I have three linux-based mail routers that run postfix and relay mail to our on-premise exchange server as well as to outlook.com, splitting the mail based on ldap atttributes. What I've observed sporadically since upgrading this spring from Exchange 2007 to 2010 is that all three of the mail relays will, for about 20 minutes, fail to connect to exchange.
Postfix logs it as "lost connection with exchange.contosso.edu" ; this problem almost always occurs to all three mail relays at the same time, and lasts for slightly under 20 minutes. If I can catch it while it's occuring, and I manually do "telnet exchange.contosso.edu 25" from one mail relay and force a message through (helo, mail from, rcpt to, data, etc), then it clears that relay up.
The exchange "server" is actually two machines with the HT role on them, load balanced via windows NLB.
I've worked pretty hard to figure out what's happening from the postfix side and I can't see any evidence of any misbehavior. My question is, how do I attack the problem from the exchange side? Is there a connection log, or a debug setting, or something I can do to log all of the inbound connections and tell me what's causing exchange to drop them?

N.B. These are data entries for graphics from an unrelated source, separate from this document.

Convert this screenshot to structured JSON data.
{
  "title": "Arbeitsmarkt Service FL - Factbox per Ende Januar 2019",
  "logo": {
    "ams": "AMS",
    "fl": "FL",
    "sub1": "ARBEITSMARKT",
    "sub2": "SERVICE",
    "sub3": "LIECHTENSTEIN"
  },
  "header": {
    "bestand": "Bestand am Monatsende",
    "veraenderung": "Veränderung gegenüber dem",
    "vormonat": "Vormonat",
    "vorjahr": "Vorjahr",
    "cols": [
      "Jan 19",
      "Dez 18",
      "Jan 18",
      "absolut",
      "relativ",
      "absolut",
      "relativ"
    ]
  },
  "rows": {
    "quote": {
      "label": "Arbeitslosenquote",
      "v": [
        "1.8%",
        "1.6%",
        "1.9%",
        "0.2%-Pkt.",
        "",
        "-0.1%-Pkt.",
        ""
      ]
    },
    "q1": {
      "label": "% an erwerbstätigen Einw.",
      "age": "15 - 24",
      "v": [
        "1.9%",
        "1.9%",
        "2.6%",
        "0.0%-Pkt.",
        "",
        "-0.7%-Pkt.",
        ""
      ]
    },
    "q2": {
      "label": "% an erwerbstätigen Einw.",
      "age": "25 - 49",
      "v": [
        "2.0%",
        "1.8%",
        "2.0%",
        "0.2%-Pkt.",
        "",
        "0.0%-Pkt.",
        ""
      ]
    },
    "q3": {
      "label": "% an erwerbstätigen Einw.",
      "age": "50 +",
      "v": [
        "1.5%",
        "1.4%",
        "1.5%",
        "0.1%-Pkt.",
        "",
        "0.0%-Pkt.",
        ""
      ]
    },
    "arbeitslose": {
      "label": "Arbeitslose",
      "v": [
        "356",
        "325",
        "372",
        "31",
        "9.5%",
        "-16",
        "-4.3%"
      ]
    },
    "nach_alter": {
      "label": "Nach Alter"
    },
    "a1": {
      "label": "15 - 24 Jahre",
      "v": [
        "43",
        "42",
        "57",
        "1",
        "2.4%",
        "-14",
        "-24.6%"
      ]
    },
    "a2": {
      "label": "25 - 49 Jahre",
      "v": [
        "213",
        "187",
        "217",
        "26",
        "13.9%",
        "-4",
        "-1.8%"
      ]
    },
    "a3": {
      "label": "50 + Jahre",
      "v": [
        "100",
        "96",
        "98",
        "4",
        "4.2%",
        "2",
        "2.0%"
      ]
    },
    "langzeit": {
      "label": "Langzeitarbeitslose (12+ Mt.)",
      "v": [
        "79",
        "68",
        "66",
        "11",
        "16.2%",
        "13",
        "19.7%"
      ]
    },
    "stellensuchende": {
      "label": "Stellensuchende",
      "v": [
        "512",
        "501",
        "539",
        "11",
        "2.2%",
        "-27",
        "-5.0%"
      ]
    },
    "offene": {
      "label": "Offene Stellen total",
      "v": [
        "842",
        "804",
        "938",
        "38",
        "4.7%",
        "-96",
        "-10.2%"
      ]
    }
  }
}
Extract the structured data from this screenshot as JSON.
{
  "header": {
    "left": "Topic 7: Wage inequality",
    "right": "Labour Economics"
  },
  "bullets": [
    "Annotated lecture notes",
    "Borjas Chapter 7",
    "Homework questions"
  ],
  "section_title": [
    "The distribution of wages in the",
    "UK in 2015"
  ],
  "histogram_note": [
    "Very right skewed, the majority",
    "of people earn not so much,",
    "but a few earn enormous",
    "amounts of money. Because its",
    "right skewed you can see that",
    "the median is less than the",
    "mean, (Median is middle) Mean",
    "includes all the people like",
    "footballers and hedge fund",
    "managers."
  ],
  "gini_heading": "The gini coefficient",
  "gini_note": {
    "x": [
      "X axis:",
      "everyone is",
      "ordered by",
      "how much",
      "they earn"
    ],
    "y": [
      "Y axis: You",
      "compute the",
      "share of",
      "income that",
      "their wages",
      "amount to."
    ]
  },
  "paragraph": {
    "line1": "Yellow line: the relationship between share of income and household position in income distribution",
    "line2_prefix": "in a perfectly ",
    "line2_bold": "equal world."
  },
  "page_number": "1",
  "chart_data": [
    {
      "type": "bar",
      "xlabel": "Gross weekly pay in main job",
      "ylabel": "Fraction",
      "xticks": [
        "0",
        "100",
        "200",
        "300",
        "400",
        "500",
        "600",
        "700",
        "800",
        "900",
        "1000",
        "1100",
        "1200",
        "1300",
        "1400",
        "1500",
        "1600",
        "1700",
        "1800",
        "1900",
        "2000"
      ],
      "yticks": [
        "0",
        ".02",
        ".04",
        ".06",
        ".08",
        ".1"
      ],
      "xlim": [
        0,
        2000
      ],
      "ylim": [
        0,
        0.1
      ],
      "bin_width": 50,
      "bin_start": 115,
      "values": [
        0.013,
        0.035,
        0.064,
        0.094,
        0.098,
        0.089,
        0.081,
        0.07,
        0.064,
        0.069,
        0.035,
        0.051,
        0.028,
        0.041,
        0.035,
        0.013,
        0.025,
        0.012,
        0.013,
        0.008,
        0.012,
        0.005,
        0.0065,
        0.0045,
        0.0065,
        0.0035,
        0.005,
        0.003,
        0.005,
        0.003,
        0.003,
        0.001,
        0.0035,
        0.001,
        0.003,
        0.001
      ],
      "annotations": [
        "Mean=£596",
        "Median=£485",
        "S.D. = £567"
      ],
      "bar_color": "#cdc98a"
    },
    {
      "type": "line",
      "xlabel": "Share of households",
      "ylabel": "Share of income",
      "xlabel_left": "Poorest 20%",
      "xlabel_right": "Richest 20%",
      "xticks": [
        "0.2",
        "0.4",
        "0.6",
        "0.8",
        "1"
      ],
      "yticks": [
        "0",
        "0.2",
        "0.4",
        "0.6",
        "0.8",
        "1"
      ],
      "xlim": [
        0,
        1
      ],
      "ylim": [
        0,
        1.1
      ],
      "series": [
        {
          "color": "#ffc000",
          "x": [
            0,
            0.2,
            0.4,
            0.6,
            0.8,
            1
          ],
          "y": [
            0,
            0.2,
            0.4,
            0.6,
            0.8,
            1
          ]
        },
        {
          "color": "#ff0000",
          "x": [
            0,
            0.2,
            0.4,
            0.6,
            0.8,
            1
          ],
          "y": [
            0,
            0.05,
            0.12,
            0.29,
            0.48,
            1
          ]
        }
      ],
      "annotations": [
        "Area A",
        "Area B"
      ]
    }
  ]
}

After numerous false starts -- taking the NLB out of the equation, adjusting the postfix queue_run_delay, disabling TCP window scaling on the postfix machines, the solution was to disable "smtp_connection_cache_on_demand" in postfix's main.cf:
I don't know whether exchange was at fault in silently closing the connections, or postfix was at fault, or Windows 2008 TCP stack, or Linux -- but disabling smtp_connection_caching solved our problem.